Welcome class! Yesterday we learned that she-donkey milk is still sold in Santiago, that it’s high in good lipids, that Cleopatra bathed in it and that Emily could use your get well soon vibes after a very unfortunate incident which she summed up on twitter as “I braked with my face.” I think she’ll be okay though. Perhaps we should go find a she-donkey’s milk?
Today is about bad photo juju (I raise my hand as a sufferer this weekend, everything was bleck), and about taking a day trip out of the city just because you can. I corralled one entire friend (tried to get a few more, but they slipped away) into going to Pomaire, the land of greda, or terra cotta figurines, tiny three-legged pigs, bowls, plates, fuentes (like a casserole dish) and pocillos (little bowls). I didn’t take pictures of any of these items on purpose, preferring (as has recently been the case) to catch people unawares and doing what they were doing. Taking pictures of bowls n things is (I’m sure) an art, but since this is my fourth trip to Pomaire (though the first time taking the bus, the others were, in this order, bike, car, bike), I was more interested in the artichoke empanada and taking pictures of the people.
So I present to you: People working while I’m on my day off. Isn’t that sweet?
This gent is dusting the items for sale. The town is pretty dusty, what with being mostly unpaved, and people like to buy clean items. Plus it makes them look like they haven’t been sitting there as long.
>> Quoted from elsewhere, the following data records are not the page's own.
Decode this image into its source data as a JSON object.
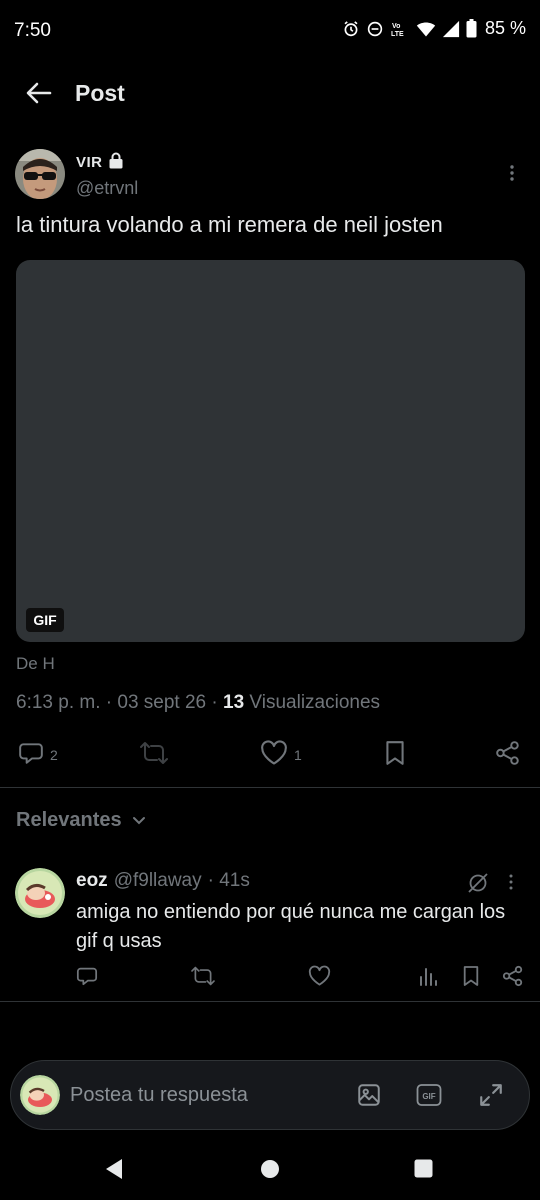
{
  "status_bar": {
    "time": "7:50",
    "battery": "85 %",
    "icons": [
      "alarm-icon",
      "do-not-disturb-icon",
      "volte-icon",
      "wifi-icon",
      "signal-icon",
      "battery-icon"
    ]
  },
  "header": {
    "title": "Post",
    "back_icon": "arrow-left-icon"
  },
  "post": {
    "author_name": "VIR",
    "author_handle": "@etrvnl",
    "locked": true,
    "text": "la tintura volando a mi remera de neil josten",
    "media_badge": "GIF",
    "source": "De H",
    "timestamp": "6:13 p. m. · 03 sept 26 · ",
    "views_count": "13",
    "views_label": " Visualizaciones",
    "actions": {
      "reply_count": "2",
      "repost_count": "",
      "like_count": "1"
    }
  },
  "replies_section": {
    "sort_label": "Relevantes"
  },
  "reply": {
    "name": "eoz",
    "handle": "@f9llaway",
    "time": "· 41s",
    "text": "amiga no entiendo por qué nunca me cargan los gif q usas"
  },
  "composer": {
    "placeholder": "Postea tu respuesta"
  },
  "colors": {
    "background": "#000000",
    "text_primary": "#e7e9ea",
    "text_secondary": "#71767b",
    "media_placeholder": "#2f3336"
  }
}
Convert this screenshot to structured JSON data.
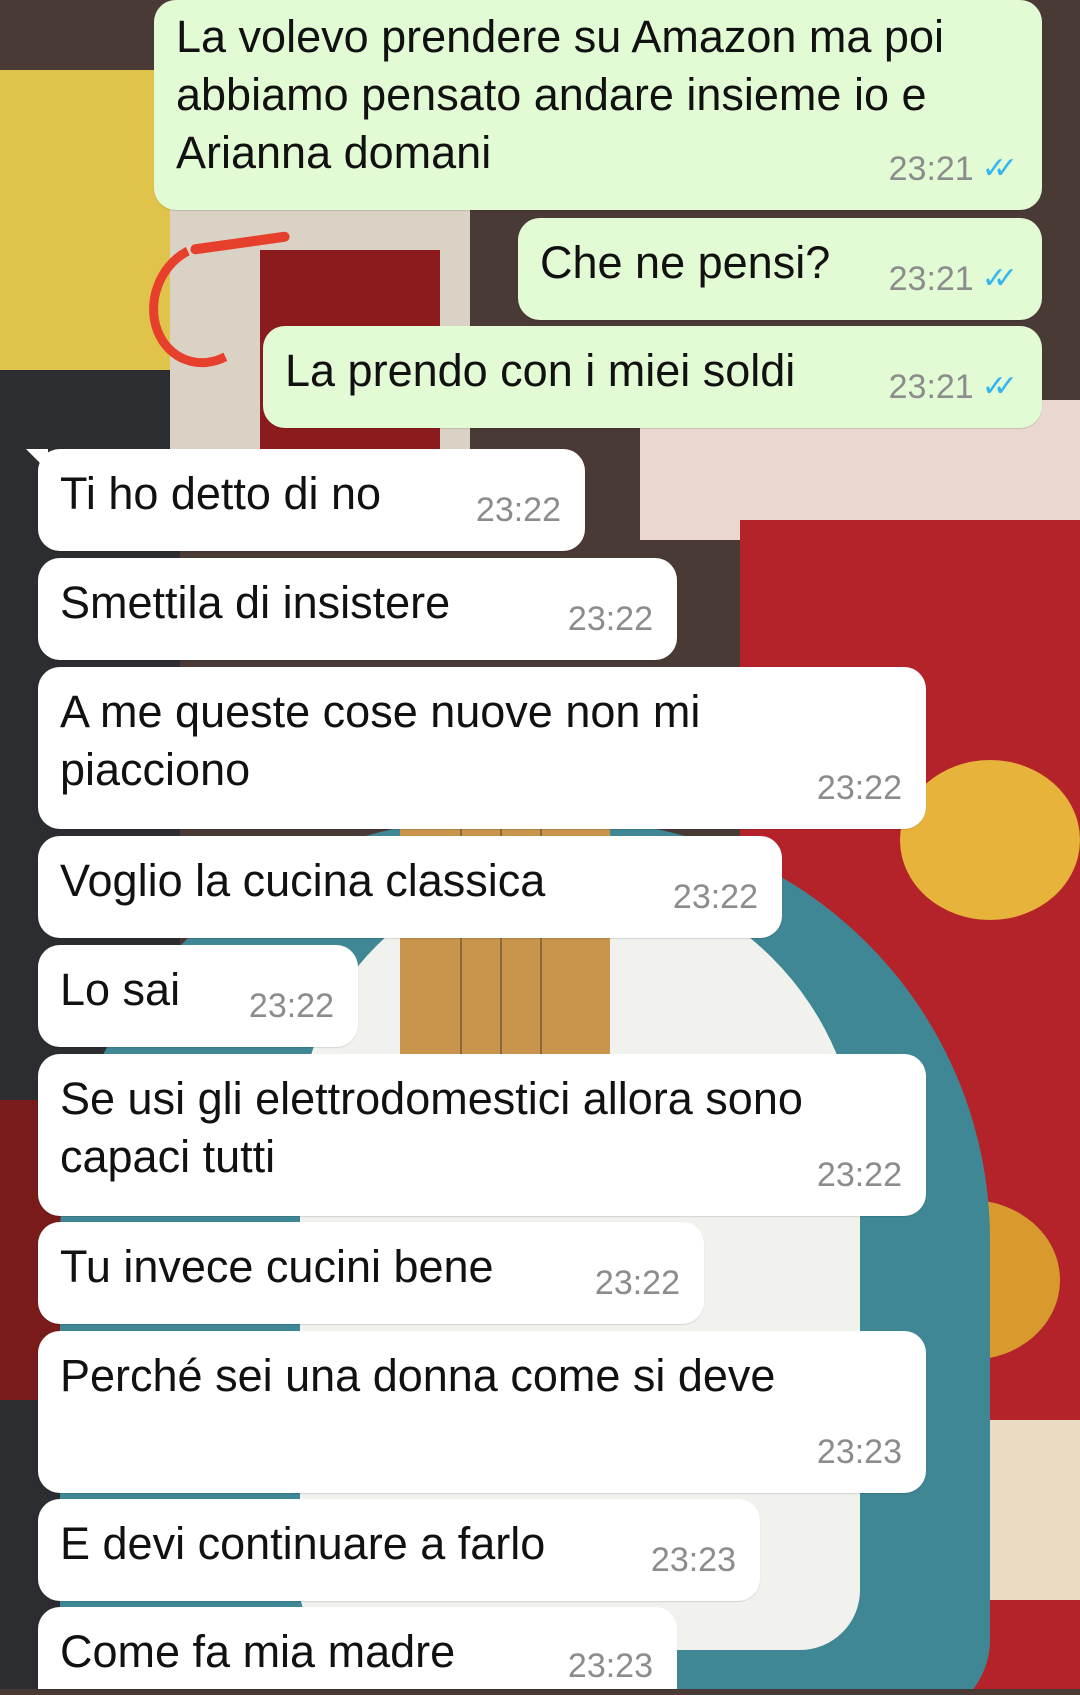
{
  "chat": {
    "messages": [
      {
        "direction": "out",
        "text": "La volevo prendere su Amazon ma poi abbiamo pensato andare insieme io e Arianna domani",
        "time": "23:21",
        "status": "read"
      },
      {
        "direction": "out",
        "text": "Che ne pensi?",
        "time": "23:21",
        "status": "read"
      },
      {
        "direction": "out",
        "text": "La prendo con i miei soldi",
        "time": "23:21",
        "status": "read"
      },
      {
        "direction": "in",
        "text": "Ti ho detto di no",
        "time": "23:22"
      },
      {
        "direction": "in",
        "text": "Smettila di insistere",
        "time": "23:22"
      },
      {
        "direction": "in",
        "text": "A me queste cose nuove non mi piacciono",
        "time": "23:22"
      },
      {
        "direction": "in",
        "text": "Voglio la cucina classica",
        "time": "23:22"
      },
      {
        "direction": "in",
        "text": "Lo sai",
        "time": "23:22"
      },
      {
        "direction": "in",
        "text": "Se usi gli elettrodomestici allora sono capaci tutti",
        "time": "23:22"
      },
      {
        "direction": "in",
        "text": "Tu invece cucini bene",
        "time": "23:22"
      },
      {
        "direction": "in",
        "text": "Perché sei una donna come si deve",
        "time": "23:23"
      },
      {
        "direction": "in",
        "text": "E devi continuare a farlo",
        "time": "23:23"
      },
      {
        "direction": "in",
        "text": "Come fa mia madre",
        "time": "23:23"
      }
    ],
    "read_receipt_icon": "double-check-icon",
    "colors": {
      "outgoing_bubble": "#e3fbd4",
      "incoming_bubble": "#ffffff",
      "timestamp": "#8c8c8c",
      "read_check": "#34b7f1",
      "annotation_mark": "#e6402d"
    }
  }
}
This empanada (hot meat pastry) is kind of a joke. In Pomaire you are alleged to be able to get this great, giant empanada that weighs half a kilo (1.1) pounds, and that’s filling and delicious and costs very little. The truth is, all the (traditional) empanadas are onion and meat, in proportions depending on the prices of the aforementioned items. This gag empanada is for purely photographic purposes, I believe.
when you can’t go to the feria (fresh market), it will come to you. I like to make up a story about grandpa (selling), and his grandson sitting in the front seat playing with the radio. Also, those beets? Gorgeous!
This woman’s not a part of the official sales of Pomaire. She’s an independent businesswoman set up on the side of the road selling figurines. What a job location. And it only gets colder from here on out.
I’m happy for this woman that she has a job, but equally happy that I don’t have to do it. She sits in the bus shelter and grabs the time cards from the drivers as they drive by, running across the road to punch the clock for them and then delivering the card back to the driver.
When I was taking this picture, I zoomed in a little, and a little kid behind me said, “es como un telescopio?!” (It’s like a telescope!), and I told him “Es que estoy muy floja, no me gusta acercarme. Asi que me quedo acá y la cámera se acerca” (I’m just really lazy, I don’t like to get close. So I stay here and the camera gets close). Mostly he was just surprised that I had heard him, and responded. Love the dog.
Here’s where we ate, my secret Pomaire picada with vegetarian empanadas in the traditional dough, cooked in the oven. Made to order. We got artichoke, and didn’t even have to raise our hands our shout out the window. My bench had some kind of animal pelt on it. Comfy and warm, but at the same time kinda creepy. I might be convinced to divulge the location of the secret picada, but only if you don’t mind a bunch of flies around your food and tablecloths covering plywood tables that get shaken out between customers, and possibly between days as well. Sit near the oven, toasty.
Deets: From Terminal San Borja (metro Estacion Central), 1350 CLP, buses (intercomunales) throughout the day, or if not go to Melipilla (more busses, but you kind of overshoot and backtrack) for 1400, and then a local bus for 300 back to Pomaire. Budget 45 min to an hour to get there.